The South Bank Show: Carlos Acosta, review: from Havana poverty to the Royal Ballet

The South Bank Show has been going for 44 years, and Melvyn Bragg shows few signs of weariness. He could have thrown in the towel when ITV cancelled the series back in 2010; instead he moved it to Sky Arts and continues to produce his unshowy, intelligent profile interviews. 

I prefer it to Alan Yentob’s Imagine strand, which does a similar thing but always with the sense that Yentob is interviewing a member of his own clique, and that their conversations are an extension of a dinner party chat. 

The South Bank Show: Carlos Acosta is the last in the current series. Acosta’s life story lends itself well to a biography such as this. Born into poverty on the outskirts of Havana, his father, Pedro, was a tough man who would beat him with the handle of a machete. One day Pedro saw a silent film featuring a ballet dancer and ordered his son, a talented breakdancer, to follow that path. As Acosta explained, with generosity: “Everything came from a place of love. He didn’t want me to end up like him, a truck driver, and he knew I had a winning ticket: my talent.” 

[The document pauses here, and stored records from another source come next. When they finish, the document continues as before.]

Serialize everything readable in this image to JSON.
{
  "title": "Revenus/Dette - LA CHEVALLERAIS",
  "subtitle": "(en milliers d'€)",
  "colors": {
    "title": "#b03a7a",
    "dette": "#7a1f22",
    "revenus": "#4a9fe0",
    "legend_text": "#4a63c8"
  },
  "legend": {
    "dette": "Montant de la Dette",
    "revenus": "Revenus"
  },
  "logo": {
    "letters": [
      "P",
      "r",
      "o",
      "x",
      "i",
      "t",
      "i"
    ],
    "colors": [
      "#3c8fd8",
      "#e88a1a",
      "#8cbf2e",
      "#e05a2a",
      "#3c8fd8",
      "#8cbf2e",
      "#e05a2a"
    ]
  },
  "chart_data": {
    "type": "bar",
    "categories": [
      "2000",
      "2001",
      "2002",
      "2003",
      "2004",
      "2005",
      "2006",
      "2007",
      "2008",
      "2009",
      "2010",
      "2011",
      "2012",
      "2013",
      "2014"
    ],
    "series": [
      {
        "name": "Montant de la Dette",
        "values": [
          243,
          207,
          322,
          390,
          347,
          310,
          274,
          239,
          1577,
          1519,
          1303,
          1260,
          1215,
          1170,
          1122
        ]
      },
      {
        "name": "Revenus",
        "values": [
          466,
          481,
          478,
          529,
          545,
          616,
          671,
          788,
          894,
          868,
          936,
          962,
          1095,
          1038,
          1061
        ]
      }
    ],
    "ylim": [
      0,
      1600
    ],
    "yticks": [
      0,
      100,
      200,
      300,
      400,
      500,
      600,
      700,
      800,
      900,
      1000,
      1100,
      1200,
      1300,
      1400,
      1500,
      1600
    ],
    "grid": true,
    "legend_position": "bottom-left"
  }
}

Acosta enrolled at ballet school, which entailed 5am starts and four hours of travelling each day, and aged 16 won gold at the Prix de Lausanne. Footage of him dancing in that competition was mesmerising. From there, it was a glorious rise to principal dancer at the Royal Ballet

He retired from classical ballet in 2015 – “you can’t dance forever; I was feeling pain” – and is now artistic director of Birmingham Royal Ballet while also running his own dance company in Cuba. This latter part of Acosta’s career, from a biographical point of view, was less interesting than both his peak years of stardom and his early life. 

The most remarkable part of his story was his journey from Cuba, where the family barely had enough to eat, to the world of international ballet. Invited to join the English National Ballet at 18, the culture shock was immense: “I realised that they pay you via this thing called a bank. They make a transfer and give you a credit card – things you take for granted, but for a Cuban guy it was another galaxy.” 

Bragg’s questions were concise – “Can you talk a bit about the power of your father?” or “Do you miss dancing?” – yet he elicited lengthy, sincere answers from his subject. Let us hope that a new series is in the planning, because programmes celebrating the arts are vanishingly few.